«Но я не могу писать слово бог с большой буквы. Не просите меня, не надо. Это запрещено».
Две тонны Галича обрушилось с небес, но никто не заметил. Упали гитара, инфаркт, пиджак и портвейн. Люди шагали мимо, куя ботинками мостовую, шлифуя её, оставляя следы размером с историю, написанную Хоренаци в угарном бреду, когда он закинулся колёсами и понюхал кокос.
«Воюют только те, кто боятся смерти».
Поел, расплатился, отдал российские деньги, пропитанные Чечнёй, будто смолой, и равные шпалам, на которые легли рельсы, ведущие в Казахстан, в степи, в антонимы гор, раз чеченцы захотели сражаться, не сдаваться, а красить себя в закат, чтобы была ночь, густая чёрная кровь, хлынувшая из горла воинов Шамиля.
«Книга должна быть такой, чтобы её читать всю жизнь. Она должна сопротивляться, не даваться, кусаться».
Народ бушевал, кружился, нападал, настигал, чёрные сгустки сходились, образуя чёрные облака, обещающие чёрные дожди, громы и молнии, двигающиеся на Русь, чтобы её покрыть, заластать, всех разогнать по домам, а самим царствовать, пировать, громить и рождать. Новые небеса.

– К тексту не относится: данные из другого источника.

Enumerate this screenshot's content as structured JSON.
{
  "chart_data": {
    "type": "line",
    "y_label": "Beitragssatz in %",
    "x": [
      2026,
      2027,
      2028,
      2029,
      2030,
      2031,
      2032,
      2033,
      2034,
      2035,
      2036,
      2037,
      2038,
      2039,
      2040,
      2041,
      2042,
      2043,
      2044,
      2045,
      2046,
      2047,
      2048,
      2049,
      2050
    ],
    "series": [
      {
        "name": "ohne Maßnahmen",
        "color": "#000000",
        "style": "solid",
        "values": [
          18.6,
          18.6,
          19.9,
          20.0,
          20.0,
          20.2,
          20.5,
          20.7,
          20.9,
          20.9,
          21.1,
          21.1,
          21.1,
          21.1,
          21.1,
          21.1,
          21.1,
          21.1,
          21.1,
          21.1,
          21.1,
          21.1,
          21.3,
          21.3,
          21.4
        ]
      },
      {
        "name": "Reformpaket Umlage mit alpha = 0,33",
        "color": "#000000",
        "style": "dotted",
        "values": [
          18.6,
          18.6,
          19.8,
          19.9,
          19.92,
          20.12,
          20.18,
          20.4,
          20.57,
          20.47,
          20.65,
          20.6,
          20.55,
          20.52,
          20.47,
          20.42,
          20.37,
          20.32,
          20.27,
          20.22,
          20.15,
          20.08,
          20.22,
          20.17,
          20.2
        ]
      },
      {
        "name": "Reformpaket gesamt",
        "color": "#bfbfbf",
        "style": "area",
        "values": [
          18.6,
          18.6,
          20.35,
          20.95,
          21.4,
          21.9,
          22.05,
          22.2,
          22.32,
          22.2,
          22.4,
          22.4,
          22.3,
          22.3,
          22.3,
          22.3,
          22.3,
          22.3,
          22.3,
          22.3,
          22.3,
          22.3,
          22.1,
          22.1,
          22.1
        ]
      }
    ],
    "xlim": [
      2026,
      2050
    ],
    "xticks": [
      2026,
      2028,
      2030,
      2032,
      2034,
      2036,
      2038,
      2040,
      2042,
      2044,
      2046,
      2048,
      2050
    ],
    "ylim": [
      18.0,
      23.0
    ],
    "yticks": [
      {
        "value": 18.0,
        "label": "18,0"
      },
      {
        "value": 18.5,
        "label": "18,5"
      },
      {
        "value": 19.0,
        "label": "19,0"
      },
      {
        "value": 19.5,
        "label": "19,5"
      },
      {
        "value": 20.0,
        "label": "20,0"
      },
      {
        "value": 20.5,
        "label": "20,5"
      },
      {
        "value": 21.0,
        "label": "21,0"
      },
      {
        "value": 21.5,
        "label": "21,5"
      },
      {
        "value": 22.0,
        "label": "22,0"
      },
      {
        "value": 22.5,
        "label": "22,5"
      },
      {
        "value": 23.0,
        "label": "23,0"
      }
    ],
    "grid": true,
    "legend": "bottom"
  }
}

«Когда у тебя нет ничего, кроме слов, они становятся всем. Но сначала – деньгами».
Зашагал до гостиницы, не глядя на лица, бросающиеся остротой, жгучим перцем, роющие тоннели в глазах встречного человека, доходя до души, выхватывая её из постели, давая пять минут на сборы, сажая в машину и увозя на расстрел.
«Это когда футбольная команда ложится спать и умирает от остановки сердца, общего, одного, настолько игроки стали единым организмом, сыгрались, громя врага. Так они стали целым. При жизни и вне её».

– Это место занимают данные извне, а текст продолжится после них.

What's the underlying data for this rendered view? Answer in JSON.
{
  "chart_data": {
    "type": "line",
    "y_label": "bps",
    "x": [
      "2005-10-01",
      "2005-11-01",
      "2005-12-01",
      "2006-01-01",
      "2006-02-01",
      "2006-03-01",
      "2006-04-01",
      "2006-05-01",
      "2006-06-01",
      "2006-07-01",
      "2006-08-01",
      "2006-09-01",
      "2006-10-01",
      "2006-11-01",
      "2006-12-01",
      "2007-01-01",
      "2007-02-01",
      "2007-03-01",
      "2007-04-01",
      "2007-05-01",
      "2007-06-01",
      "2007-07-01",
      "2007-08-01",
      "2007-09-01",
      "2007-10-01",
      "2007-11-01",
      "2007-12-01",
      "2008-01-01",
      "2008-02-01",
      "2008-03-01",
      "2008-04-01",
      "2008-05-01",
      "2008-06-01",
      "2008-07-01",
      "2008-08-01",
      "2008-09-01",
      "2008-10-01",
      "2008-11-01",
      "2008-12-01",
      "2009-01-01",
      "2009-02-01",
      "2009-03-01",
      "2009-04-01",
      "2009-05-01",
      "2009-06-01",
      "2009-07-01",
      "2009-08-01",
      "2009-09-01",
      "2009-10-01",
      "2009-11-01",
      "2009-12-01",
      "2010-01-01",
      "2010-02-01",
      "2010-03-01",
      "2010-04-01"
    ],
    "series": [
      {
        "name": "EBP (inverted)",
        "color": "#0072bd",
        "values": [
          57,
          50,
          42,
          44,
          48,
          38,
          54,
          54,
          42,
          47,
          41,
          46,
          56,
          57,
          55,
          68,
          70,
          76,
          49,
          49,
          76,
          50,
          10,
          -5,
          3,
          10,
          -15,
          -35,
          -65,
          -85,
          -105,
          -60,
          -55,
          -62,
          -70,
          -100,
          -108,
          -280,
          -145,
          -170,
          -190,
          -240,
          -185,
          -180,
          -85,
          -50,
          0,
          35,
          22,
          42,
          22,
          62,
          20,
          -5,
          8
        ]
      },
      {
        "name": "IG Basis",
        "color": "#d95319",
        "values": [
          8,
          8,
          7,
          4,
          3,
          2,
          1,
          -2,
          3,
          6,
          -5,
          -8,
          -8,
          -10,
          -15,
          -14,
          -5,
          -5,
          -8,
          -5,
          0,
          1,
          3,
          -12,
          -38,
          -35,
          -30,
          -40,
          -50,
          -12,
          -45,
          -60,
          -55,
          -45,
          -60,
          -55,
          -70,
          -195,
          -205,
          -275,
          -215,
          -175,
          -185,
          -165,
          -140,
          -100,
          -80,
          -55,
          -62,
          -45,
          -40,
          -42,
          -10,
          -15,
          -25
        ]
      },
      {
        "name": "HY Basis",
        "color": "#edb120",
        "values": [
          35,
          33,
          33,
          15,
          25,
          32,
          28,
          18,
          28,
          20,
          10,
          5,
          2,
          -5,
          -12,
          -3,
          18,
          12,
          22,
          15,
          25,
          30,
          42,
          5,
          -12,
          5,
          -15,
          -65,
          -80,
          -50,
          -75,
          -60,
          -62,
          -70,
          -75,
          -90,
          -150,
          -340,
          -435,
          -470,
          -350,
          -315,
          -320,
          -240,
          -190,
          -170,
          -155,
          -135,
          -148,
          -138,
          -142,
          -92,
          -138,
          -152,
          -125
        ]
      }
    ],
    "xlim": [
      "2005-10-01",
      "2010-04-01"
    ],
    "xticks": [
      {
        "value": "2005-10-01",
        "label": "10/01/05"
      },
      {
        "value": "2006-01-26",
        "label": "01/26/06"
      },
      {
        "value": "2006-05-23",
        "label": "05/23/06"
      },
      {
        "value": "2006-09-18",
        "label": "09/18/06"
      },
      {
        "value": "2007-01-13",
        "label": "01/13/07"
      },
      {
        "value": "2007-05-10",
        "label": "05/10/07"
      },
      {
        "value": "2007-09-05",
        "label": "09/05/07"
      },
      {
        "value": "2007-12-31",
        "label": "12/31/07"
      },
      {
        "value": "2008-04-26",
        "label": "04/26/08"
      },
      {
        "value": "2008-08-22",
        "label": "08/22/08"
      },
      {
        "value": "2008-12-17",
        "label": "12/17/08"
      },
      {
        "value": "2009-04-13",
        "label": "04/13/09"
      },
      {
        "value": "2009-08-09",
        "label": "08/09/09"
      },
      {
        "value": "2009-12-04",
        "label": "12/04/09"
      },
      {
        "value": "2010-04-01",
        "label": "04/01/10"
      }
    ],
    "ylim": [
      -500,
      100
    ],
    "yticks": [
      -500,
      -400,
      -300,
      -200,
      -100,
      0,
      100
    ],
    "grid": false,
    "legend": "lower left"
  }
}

Люди, вспаханные и возделанные Муцураевым, исчезали, оставляя после себя листву, тяжёлую, как бетон. Вокруг темнело, становилось мрачно, легко, возвышенно. Летели гудки, сигналы, шумы, рёвы, всплески и Рахманинов, бьющий по пианино, падающий огнём. Жизнь кипела ввиду отсутствия живого, только машины и железо по имени Человек окружали меня. Я рвал, и метал, и жёг. Дымился, шагая в полночь. Дворцом и хибарой шёл.
«В больших мегаполисах жизнь не затихает и ночью. Так и смерть должна отступить. Уступить своё место. Если подвинут сон».
В номере стоял запах порошка. Я включил свет и бросился на кровать. Закрыл тяжёлые вежды. Будто море кукушат окружало меня, несло к берегам Австралии, шумя и требуя есть. Разевая клювы, пища. Меня поднимало и опускало, я плыл, говорил, молчал, втыкая в розетки спички, чтобы они вспыхивали маяками, ведущими корабли из золота в серебро.
«Солнце освещает землю батончиками. Баунти, сникерс, марс летают в воздухе, не даются в руки, дарят тепло и свет».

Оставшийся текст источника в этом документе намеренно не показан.